Back in January I showed a home movie of a ski trip I took with a group of friends in 1974. It reminded me of what was happening here in the United States independent of skiing which did affect the way we planned the trip.
In October of 1973, OPEC announced an oil embargo that significantly impacted the United States. Gas prices shot up and there were fuel shortages. Gas stations began limiting how much gas you could purchase at a time. Some states went to schemes such as even number license plates could buy gas on even numbered days. There were gas lines even here in Vermont.
In January 1974 the United States lowered the maximum speed limit to 55mph and put Daylight Savings Time back in effect as ways to reduce fuel consumption.
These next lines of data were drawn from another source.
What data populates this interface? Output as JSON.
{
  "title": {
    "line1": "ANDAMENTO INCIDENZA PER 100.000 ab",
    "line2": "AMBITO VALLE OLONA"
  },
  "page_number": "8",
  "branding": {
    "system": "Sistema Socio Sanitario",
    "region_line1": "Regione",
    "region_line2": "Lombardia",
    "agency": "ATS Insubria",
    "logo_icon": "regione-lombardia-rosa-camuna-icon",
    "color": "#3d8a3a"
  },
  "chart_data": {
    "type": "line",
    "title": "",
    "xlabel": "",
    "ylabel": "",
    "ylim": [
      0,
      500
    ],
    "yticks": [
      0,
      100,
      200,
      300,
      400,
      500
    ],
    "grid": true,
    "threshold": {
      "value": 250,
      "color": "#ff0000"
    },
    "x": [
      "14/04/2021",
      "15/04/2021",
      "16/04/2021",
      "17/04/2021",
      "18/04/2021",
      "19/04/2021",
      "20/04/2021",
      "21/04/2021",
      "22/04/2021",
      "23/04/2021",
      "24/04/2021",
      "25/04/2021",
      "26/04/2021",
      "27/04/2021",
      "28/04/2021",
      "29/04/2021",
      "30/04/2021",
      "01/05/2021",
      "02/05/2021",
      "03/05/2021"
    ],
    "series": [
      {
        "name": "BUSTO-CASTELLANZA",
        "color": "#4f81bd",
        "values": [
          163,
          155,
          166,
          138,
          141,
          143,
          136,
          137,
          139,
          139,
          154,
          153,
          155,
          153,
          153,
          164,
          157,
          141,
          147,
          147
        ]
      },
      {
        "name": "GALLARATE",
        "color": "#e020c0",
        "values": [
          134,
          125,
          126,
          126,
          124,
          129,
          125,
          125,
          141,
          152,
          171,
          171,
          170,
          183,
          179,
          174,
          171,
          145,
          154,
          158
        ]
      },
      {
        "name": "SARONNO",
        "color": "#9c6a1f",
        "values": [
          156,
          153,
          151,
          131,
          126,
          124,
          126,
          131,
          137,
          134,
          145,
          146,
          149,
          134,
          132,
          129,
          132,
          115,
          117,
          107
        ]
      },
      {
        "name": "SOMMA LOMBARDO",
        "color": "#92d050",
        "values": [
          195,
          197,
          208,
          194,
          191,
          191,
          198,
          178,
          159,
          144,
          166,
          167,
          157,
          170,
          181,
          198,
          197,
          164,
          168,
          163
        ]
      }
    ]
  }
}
By February, AAA reported that 20% of the gas stations in the U.S. had no gas.
There would be 10 of us going on the ski trip and our primary destination was Sun Valley in Idaho. However it was going to be a two week trip and we wanted to visit a few other resorts as well. So how do we get 10 people around in a gas constrained environment? The plan became to fly into Salt Lake City, stay in the city for a few days, and use public transportation to ski Snowbird and Alta. Then we would rent a van that would hold all of us and drive up to Sun Valley. Then cruise over to Jackson Hole for a couple days before heading back to Salt Lake.
One of the fellows on the trip, who will remain nameless, knew a guy who knew a guy who could get us a deal on a van. When it came time to head for Sun Valley, we picked up the van and somehow fit 10 people, their luggage, and ski bags into it. One person did have to sit on some luggage between the front two seats facing backwards, but we rotated through that position.
Off we went to Sun Valley. Well, actually Ogden, Utah, where the van died! With the help of a local mechanic, the points and plugs were changed and we were back on the road.
The group traveling together consisted of friends and friends-of-friends. In other words, we didn’t all know each other. After a few hours in the packed van we knew everybody a lot better … or worse as the case may be!
We had a great time skiing Sun Valley including some great powder, which Sun Valley isn’t necessarily known for. We also got to say we saw Steve McQueen who was apparently a Sun Valley regular.
Sun Valley is the oldest “built for skiing” resort in the United States. Built by railroad magnate Averell Harriman in 1936, Sun Valley was where the first chairlift was installed. It remains an independent ski resort outside the Vail and Alterra domains although your Epic pass is good for a couple days there. The primary mountain is Baldy, so named because it was the only mountain in the vicinity that had trees on it.
Baldy has something for everyone although beginners might want to start on Dollar Mountain, a separate mountain, but still part of Sun Valley and a great learning area. There is some open bowl skiing, but most of the expert terrain is on the trails. And in 1974 those trails were heavily moguled! I’m betting today some of those get groomed, but not in 1974. The most famous is Exhibition, but there are plenty more that can test your mogul skills.
In 1974 Sun Valley was home to some of the best mogul skiers in the United States. At about 2:30 every afternoon you’d find a bunch of them on the Warm Springs run having an informal competition. It was fun to watch, but intimidating to be on the same trail with them!